What was Fleeker Finance’s unique selling point?
Our unique selling point was being student- friendly, something most existing brands did not understand. Since we were students, we knew how much, on average, students get per month as allowance and their struggles. At the same time, we understood that most students are ambitious and would love to acquire important assets when they start working, and most of them wouldn't be able to afford it in cash.
So, the combination of these aspects led to a unique selling point of small value credit, which is small credit that can be easily paid off and won’t leave anyone bankrupt.
We had recognised that youth in South Africa and globally had no understanding of what a credit score is and how it can be leveraged for improving personal finances.
What were some of the highlights of your journey with Fleeker Finance?
Reaching over 1000 students all over the country, winning the UCT Leopards Lair competition in 2021 and also winning the EDHE tech category in 2022 were some of the highlights in our journey.
What advice can you give to students and graduates wanting to start a business?

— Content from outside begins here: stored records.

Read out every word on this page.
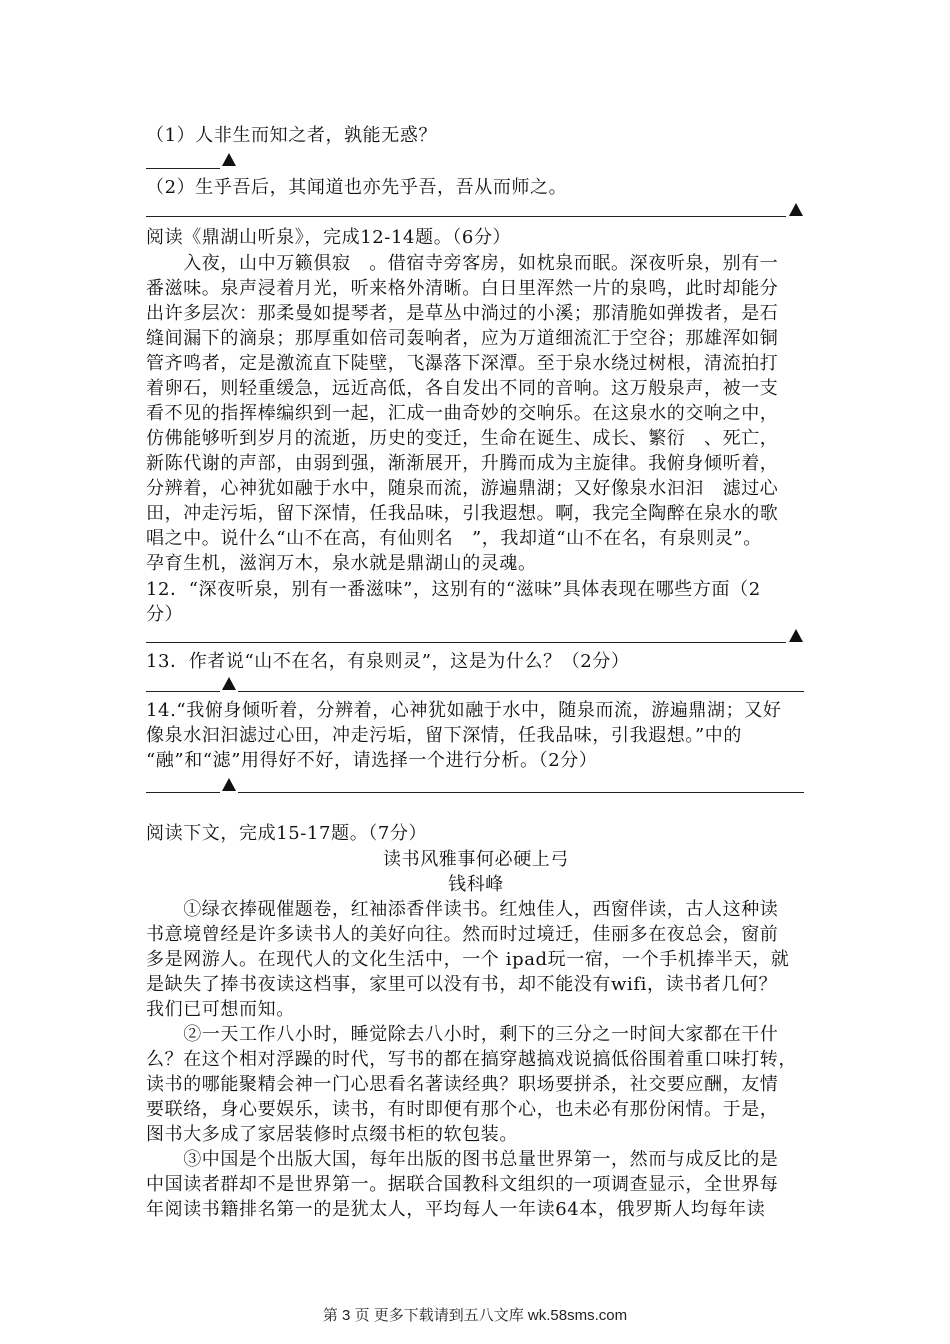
（1）人非生而知之者，孰能无惑？
（2）生乎吾后，其闻道也亦先乎吾，吾从而师之。
阅读《鼎湖山听泉》，完成12-14题。（6分）
　　入夜，山中万籁俱寂　。借宿寺旁客房，如枕泉而眠。深夜听泉，别有一
番滋味。泉声浸着月光，听来格外清晰。白日里浑然一片的泉鸣，此时却能分
出许多层次：那柔曼如提琴者，是草丛中淌过的小溪；那清脆如弹拨者，是石
缝间漏下的滴泉；那厚重如倍司轰响者，应为万道细流汇于空谷；那雄浑如铜
管齐鸣者，定是激流直下陡壁，飞瀑落下深潭。至于泉水绕过树根，清流拍打
着卵石，则轻重缓急，远近高低，各自发出不同的音响。这万般泉声，被一支
看不见的指挥棒编织到一起，汇成一曲奇妙的交响乐。在这泉水的交响之中，
仿佛能够听到岁月的流逝，历史的变迁，生命在诞生、成长、繁衍　、死亡，
新陈代谢的声部，由弱到强，渐渐展开，升腾而成为主旋律。我俯身倾听着，
分辨着，心神犹如融于水中，随泉而流，游遍鼎湖；又好像泉水汩汩　滤过心
田，冲走污垢，留下深情，任我品味，引我遐想。啊，我完全陶醉在泉水的歌
唱之中。说什么“山不在高，有仙则名　”，我却道“山不在名，有泉则灵”。
孕育生机，滋润万木，泉水就是鼎湖山的灵魂。
12．“深夜听泉，别有一番滋味”，这别有的“滋味”具体表现在哪些方面（2
分）
13．作者说“山不在名，有泉则灵”，这是为什么？（2分）
14.“我俯身倾听着，分辨着，心神犹如融于水中，随泉而流，游遍鼎湖；又好
像泉水汩汩滤过心田，冲走污垢，留下深情，任我品味，引我遐想。”中的
“融”和“滤”用得好不好，请选择一个进行分析。（2分）
阅读下文，完成15-17题。（7分）
读书风雅事何必硬上弓
钱科峰
　　①绿衣捧砚催题卷，红袖添香伴读书。红烛佳人，西窗伴读，古人这种读
书意境曾经是许多读书人的美好向往。然而时过境迁，佳丽多在夜总会，窗前
多是网游人。在现代人的文化生活中，一个 ipad玩一宿，一个手机捧半天，就
是缺失了捧书夜读这档事，家里可以没有书，却不能没有wifi，读书者几何？
我们已可想而知。
　　②一天工作八小时，睡觉除去八小时，剩下的三分之一时间大家都在干什
么？在这个相对浮躁的时代，写书的都在搞穿越搞戏说搞低俗围着重口味打转，
读书的哪能聚精会神一门心思看名著读经典？职场要拼杀，社交要应酬，友情
要联络，身心要娱乐，读书，有时即便有那个心，也未必有那份闲情。于是，
图书大多成了家居装修时点缀书柜的软包装。
　　③中国是个出版大国，每年出版的图书总量世界第一，然而与成反比的是
中国读者群却不是世界第一。据联合国教科文组织的一项调查显示，全世界每
年阅读书籍排名第一的是犹太人，平均每人一年读64本，俄罗斯人均每年读
第 3 页 更多下载请到五八文库 wk.58sms.com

There is not only one formula that works. However, some things apply to most students and graduates. Most importantly, try not to risk your academics, at all costs. University is a great space to find yourself and starting a small startup or project while in university can help you to discover or build yourself.
Before starting, ask yourself these questions:
- What is the problem I am solving?
- Who am I solving it for?
Narrow this down as much as possible for your first release. For example, “We are targeting students in commerce,” or “We are targeting students who love watching certain content.”
- How much are they willing to pay?
Test this by selling a minimum viable product – surveys that ask people how much they are willing to pay do not help. You have to sell the product and see if the customers pay or not. If there is no willingness to pay, either pivot or shut it down and move on to your next idea.
- How far can this business grow with this market?
This depends on your ambition, however, if you want to increase outside investments you must factor in the ambition of those investors as well
How did you juggle studying with your work as an entrepreneur?
It was very hard, and I believe I did not do it well initially. However, setting a schedule is very important, as is doing things with intensity. If you sit down for a study session of two or three hours, make sure it counts.
Did your experience as an entrepreneur help you build transferable skills for the workplace?
Running a business requires skills, whether you are a student or not. So you are consistently learning skills on the journey and you are forced to learn them fast whilst striving to be proficient in them. Should you decide you want to pursue a career in corporate, the skills you have learnt will come in handy because you put in the hard work to acquire them and no one can take them away from you.